Global hunger crisis

Introduction

  • Global hunger is witnessing a slow but steady decline, with the SOFI Report 2025 noting a reduction in undernourishment from 688 million (2023) to 673 million (2024).
  • India, home to one-sixth of humanity, has emerged as a decisive player in this progress through reforms in food security, digital governance, and nutrition-sensitive programmes. 
  • Its experience holds critical lessons for the world in achieving SDG 2: Zero Hunger.
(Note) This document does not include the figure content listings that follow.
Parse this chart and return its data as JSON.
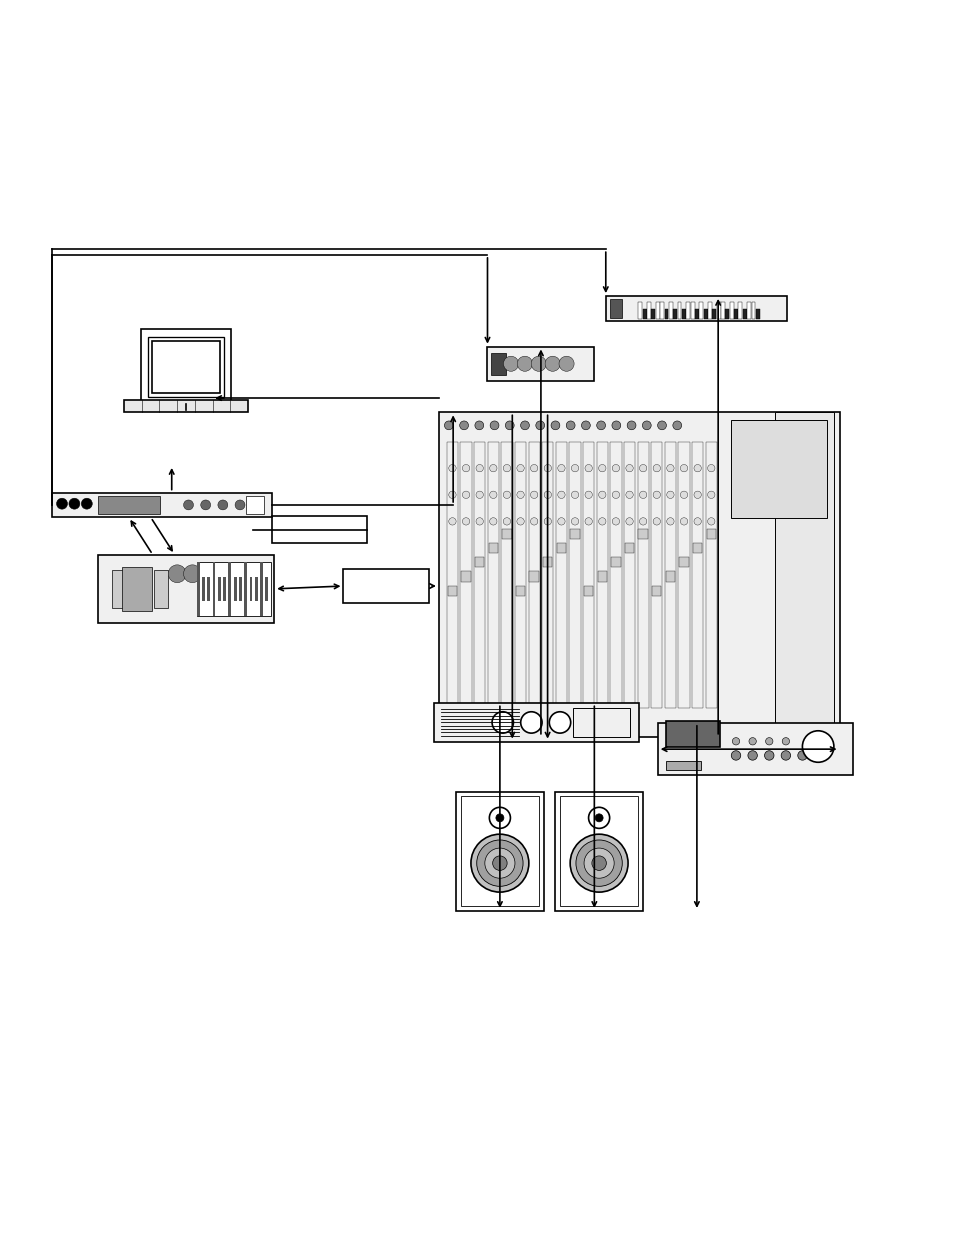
{
  "bg_color": "#ffffff",
  "line_color": "#000000",
  "fig_width": 9.54,
  "fig_height": 12.35,
  "dpi": 100
}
India’s Contribution to Hunger Reduction

  • Declining Undernourishment: Reduced from 14.3% (2020–22) to 12% (2022–24) → 30 million fewer hungry people.
  • Public Distribution System (PDS) Reform:
    • Digitisation, Aadhaar-linked targeting, real-time inventory tracking.
    • One Nation One Ration Card enabled portability → crucial for migrants.
    • 800+ million people covered, especially during COVID-19.
    • Real-time inventory tracking + e-PoS systems increased efficiency.
  • Shift from Food Security to Nutrition Security:
    • PM Poshan Shakti Nirman (2021) → school feeding with focus on dietary diversity.
    • Integrated Child Development Services → enhanced nutrition sensitivity.

Challenges Ahead

1. Affordability of Healthy Diets: >60% Indians still unable to afford nutrient-rich diets due to high costs, weak cold chains, and market inefficiencies.

2. Triple Burden of Malnutrition:

  • Persistence of undernutrition.
  • Rising obesity and micronutrient deficiencies.
  • Concentrated among poor urban and rural households.

3. Post-Harvest Losses: 13% of food lost between farm and market.

4. Agricultural Imbalance: Overemphasis on cereals vs. underproduction of pulses, fruits, vegetables, and animal products.

The Way Forward: Agrifood System Transformation

  • Boost production of nutrient-rich foods: Pulses, fruits, vegetables, animal products, and climate-resilient crops.
  • Invest in post-harvest infrastructure: Cold storage, warehouses, and digital logistics to cut losses and stabilise prices.
  • Promote inclusive institutions: Women-led food enterprises, Farmer Producer Organisations (FPOs), cooperatives.
  • Leverage digital tools:
    • AgriStack → farmer-centric data ecosystem.
    • e-NAM → national agricultural market for better price discovery.
    • Geospatial data tools → planning, monitoring, and nutrition-sensitive interventions.

India’s Global Contribution

  • FAO Recognition: India’s agrifood system transformation is not just national but a global contribution.
  • India as a leader of the Global South can share:
    • Innovations in digital governance.
    • Social protection systems (like ONORC, PDS digitalisation).
    • Data-driven agriculture models.
  • Demonstrates that hunger reduction is possible and scalable with political will, inclusion, and smart investment.

Conclusion

With only five years left for SDG 2 (Zero Hunger), India’s progress provides hope. The challenge now is not just about filling stomachs with calories but ensuring nutrition, resilience, and opportunity.

GS Paper 3 (Agriculture, Economy, SDGs):

  • Food security vs. nutrition security.

GS Paper 2 (Governance & Social Justice):

  • Issues related to poverty, hunger, malnutrition, and social sector interventions.